Comparto aquí la carta abierta de Ania Iglesias, la que fuera segunda finalista del primer Gran Hermano en España, además de modelo y especialista en belleza y bienestar. Para mi, que tengo el placer de conocerla estrechamente, su texto es una extensión en palabras de una mujer de la que destacaría, principalmente, su sencillez, su empatía y la preocupación, que se nota, por su gente. Y eso que podría estar mucho más maleada después de tantos años de tele. Sorprendentemente, ella está ‘limpia’ de malas artes y es, seguramente, mucho más feliz de lo que sería si solo viviera por un minuto de gloria todos los días. Lo sé, puede parecer peloteo pero no lo es. Y cada día que pasa me da más igual lo que penséis los demás -sobre todo si no os conozco-.
«Hoy soy Valenciana y ayer y antes de ayer y seguramente que mañana.
No quieren culpables, ni fotos, ni visitas, ni consuelo. Tan solo piden que no se les coman las ratas y los excrementos no inunden más el lodo.
Que desaparezcan los gases amenazantes que emanan de sus garajes, avisando, que lo poco que les queda no se llama esperanza, sino desolación.
Se sienten abandonados a su suerte, en una guerra batida por la naturaleza, quizás provocada por el hombre, que sigue, intentando mantener su poder gracias a su situación.
Me lo cuentan ellos, médicos, peluqueros, amigos, actores, empresarios… el abandono por parte de los responsables, en una España que una vez más arrima el hombro para sacar adelante a los suyos, demostrando que no hay fronteras, ni autonomías, ni ideologías. Que la única bandera que sienten es la de ayudar a nuestra tierra, a nuestros vecinos.
Hoy son ellos, los olvidados en el lodo, ayer los olvidados en la lava, hace mucho, los olvidados en el chapapote y mañana podemos ser cualquiera de nosotros los olvidados en un frente, donde nadie gana
Las cifras de desaparecidos son escalofriantes, ojalá no se cuenten por más cientos y, sin animo de alarmar, con la esperanza puesta en un cielo que no deja de tenernos a todos en vilo.
Y esto no ha terminado, pues cuando se limpien las calles del infierno, vendrán las lagrimas del futuro, un futuro que se afronta con más miedo que esperanza.
Cuando llegaran las ayudas a esos autónomos, empresarios, familias…que lo han perdido todo.
Somos incapaces de darles lo mínimo, en la era de la inteligencia artificial, su propio enemigo y paradójicamente el que necesitan para vivir. El agua de la vida.
Espero que en la memoria de todos, queden esos agricultores, que con sus tractores y sin nadie pedírselo, han llenado las calles. Espero que les tengamos mucho mas en cuenta, que seria de nosotros sin ellos.
Aquellos fontaneros, electricistas, soldadores, transportistas…y muchos autónomos que han dejado de facturar, a pesar de la cuota que se paga, para ayudan con sus oficios, a los que sienten sus hermanos.
Aquellos jóvenes que nos han dado una lección de humanidad, esos que a veces consideramos la generación de cristal, ahí han estado con sus palas.
Aquellos profesionales de muchos negocios perdidos, como los peluqueros a los que se les niega una bajada de IVA, recaudando por todas partes para ayudar a un gremio, que no levanta cabeza desde el Covid.

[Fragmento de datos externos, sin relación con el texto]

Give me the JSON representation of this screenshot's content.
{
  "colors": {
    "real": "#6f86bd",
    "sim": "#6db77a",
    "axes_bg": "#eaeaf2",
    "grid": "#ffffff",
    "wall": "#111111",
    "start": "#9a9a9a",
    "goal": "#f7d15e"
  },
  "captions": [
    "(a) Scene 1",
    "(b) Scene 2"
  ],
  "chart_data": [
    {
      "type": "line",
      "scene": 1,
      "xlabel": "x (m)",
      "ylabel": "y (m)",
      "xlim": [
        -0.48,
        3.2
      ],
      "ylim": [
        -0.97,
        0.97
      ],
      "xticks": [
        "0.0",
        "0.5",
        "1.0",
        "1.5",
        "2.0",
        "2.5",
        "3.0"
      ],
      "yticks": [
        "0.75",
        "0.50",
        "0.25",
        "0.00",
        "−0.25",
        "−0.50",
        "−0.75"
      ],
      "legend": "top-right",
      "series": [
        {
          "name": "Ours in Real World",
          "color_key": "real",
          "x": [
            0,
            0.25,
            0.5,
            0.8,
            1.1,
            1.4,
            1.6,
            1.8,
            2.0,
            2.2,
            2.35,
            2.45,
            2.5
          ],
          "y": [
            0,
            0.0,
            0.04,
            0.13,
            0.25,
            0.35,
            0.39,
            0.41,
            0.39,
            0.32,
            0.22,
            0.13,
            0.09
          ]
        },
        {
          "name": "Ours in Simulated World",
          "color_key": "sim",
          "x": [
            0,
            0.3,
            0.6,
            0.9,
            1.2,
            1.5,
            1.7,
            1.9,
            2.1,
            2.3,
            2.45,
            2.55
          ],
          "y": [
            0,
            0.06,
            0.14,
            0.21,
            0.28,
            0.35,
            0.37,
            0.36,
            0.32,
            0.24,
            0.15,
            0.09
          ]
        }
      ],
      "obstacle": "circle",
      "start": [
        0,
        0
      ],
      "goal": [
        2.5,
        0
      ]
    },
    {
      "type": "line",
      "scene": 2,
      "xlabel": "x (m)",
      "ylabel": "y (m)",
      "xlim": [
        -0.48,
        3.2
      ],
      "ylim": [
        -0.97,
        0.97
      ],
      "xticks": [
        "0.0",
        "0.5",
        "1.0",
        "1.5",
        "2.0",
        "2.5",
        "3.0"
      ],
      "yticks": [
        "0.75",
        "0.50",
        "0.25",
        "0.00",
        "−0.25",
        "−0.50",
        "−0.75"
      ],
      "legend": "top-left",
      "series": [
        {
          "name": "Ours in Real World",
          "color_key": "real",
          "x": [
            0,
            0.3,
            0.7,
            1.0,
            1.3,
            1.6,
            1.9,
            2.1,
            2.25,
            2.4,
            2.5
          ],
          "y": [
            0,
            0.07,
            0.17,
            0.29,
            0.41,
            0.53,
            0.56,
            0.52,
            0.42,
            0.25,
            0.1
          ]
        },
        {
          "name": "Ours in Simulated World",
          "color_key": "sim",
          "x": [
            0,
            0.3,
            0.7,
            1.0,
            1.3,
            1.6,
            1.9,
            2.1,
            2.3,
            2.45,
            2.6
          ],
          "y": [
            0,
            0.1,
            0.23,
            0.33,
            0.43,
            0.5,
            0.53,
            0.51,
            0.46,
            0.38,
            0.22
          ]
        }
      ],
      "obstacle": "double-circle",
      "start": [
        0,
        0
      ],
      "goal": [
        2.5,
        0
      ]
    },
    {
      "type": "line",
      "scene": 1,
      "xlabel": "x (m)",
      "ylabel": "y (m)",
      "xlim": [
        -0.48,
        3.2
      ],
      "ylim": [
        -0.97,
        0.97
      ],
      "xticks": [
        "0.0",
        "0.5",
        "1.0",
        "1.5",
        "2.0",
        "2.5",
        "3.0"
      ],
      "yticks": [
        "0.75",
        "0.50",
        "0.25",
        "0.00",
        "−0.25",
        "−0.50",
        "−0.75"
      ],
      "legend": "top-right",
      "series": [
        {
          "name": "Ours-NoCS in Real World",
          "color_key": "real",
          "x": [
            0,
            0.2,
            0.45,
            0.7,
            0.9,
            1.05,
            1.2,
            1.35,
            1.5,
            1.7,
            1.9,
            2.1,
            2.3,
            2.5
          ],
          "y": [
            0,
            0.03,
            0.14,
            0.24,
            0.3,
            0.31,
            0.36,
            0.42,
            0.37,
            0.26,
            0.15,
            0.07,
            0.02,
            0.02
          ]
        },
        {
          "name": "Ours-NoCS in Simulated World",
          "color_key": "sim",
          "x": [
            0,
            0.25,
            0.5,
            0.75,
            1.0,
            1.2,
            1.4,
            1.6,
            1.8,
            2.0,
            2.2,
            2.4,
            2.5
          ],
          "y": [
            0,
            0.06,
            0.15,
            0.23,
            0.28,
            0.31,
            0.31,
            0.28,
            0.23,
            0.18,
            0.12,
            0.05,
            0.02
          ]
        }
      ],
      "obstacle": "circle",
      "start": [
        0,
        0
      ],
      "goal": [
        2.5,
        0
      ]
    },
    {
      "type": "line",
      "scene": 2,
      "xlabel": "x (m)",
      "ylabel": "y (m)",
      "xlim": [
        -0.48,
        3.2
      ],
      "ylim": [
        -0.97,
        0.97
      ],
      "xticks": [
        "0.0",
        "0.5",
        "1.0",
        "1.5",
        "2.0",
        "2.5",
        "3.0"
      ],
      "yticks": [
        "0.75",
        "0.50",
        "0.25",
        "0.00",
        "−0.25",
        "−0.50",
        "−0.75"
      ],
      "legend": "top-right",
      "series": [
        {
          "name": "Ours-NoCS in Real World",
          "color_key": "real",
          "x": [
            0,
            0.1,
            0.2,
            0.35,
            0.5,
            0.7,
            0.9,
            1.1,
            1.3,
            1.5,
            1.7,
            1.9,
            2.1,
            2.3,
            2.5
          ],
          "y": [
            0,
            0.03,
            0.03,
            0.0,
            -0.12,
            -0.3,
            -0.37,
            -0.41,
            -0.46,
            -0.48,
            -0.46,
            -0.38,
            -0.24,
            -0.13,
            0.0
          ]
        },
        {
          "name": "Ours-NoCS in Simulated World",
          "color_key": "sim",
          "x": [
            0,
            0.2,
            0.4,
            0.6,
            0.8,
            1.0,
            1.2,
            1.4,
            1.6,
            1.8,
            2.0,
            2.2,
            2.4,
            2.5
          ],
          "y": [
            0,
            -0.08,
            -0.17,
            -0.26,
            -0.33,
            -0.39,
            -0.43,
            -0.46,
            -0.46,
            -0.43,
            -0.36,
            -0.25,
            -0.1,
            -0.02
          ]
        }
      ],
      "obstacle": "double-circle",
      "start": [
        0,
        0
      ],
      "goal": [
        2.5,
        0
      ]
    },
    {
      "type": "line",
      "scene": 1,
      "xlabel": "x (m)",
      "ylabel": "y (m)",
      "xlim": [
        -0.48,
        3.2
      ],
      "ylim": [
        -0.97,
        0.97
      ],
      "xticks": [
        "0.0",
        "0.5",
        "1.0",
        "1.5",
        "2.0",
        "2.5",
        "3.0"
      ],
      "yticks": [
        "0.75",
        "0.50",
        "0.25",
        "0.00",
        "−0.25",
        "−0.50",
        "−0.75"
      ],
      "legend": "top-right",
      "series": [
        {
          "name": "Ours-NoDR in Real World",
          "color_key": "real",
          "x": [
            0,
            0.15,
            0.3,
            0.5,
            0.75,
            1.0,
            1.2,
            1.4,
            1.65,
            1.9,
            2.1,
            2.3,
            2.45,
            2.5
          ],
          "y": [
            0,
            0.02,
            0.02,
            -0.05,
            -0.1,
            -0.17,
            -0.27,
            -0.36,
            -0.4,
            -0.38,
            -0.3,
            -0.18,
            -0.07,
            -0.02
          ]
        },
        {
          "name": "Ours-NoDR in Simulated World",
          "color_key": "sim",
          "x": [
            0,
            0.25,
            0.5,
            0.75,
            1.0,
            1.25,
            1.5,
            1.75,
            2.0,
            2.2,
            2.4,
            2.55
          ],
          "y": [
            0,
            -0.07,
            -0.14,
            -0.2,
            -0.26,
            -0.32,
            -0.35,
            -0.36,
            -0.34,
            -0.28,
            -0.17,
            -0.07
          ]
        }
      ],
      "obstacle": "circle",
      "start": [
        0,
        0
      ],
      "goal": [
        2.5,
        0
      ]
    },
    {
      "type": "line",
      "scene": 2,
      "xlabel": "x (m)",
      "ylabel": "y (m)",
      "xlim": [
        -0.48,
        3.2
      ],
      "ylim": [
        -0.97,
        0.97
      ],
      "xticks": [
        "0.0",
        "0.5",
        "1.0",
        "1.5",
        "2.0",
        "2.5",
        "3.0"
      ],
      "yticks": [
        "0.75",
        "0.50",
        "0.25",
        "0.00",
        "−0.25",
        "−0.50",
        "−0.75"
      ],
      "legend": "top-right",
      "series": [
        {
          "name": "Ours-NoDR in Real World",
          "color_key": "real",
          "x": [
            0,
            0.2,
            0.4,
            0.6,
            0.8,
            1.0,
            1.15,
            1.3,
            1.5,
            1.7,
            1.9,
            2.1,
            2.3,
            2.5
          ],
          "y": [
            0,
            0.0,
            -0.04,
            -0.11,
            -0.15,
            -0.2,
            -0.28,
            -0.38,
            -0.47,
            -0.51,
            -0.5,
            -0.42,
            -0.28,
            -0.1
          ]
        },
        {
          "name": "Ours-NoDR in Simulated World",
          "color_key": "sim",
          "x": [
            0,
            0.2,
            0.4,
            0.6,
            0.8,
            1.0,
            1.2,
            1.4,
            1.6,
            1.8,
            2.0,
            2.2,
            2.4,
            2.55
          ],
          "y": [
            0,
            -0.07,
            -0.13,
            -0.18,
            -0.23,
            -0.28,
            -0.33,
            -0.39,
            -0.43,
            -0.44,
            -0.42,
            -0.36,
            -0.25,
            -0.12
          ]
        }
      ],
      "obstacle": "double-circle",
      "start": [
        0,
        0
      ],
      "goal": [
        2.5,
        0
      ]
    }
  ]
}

Espero que quede en nuestra retina, la imagen de la Reina Letizia, recibiendo el barro en su rostro, tan criticado en cientos de ocasiones.
Abrazando a su paso a quien podía, queriendo llegar a todos. Sé de buena tinta que ella se implica y lucha, a veces en la sombra.
Esa mujer sí me representa, sabe cuando hay que llevar un tacón y cuando unas botas de agua. Lucha con su inteligencia y siempre está ahí.
Siempre me he sentido orgullosa de mi país, hoy más.
Queda claro que aunque pretendan separarnos, no lo van a lograr. Queremos estar unidos, y si me queréis tildar de facha, título que he tenido que llevar años, simplemente por nacer en Valladolid, no me importa, porque me siento orgullosa de mis hermanos de tierra.»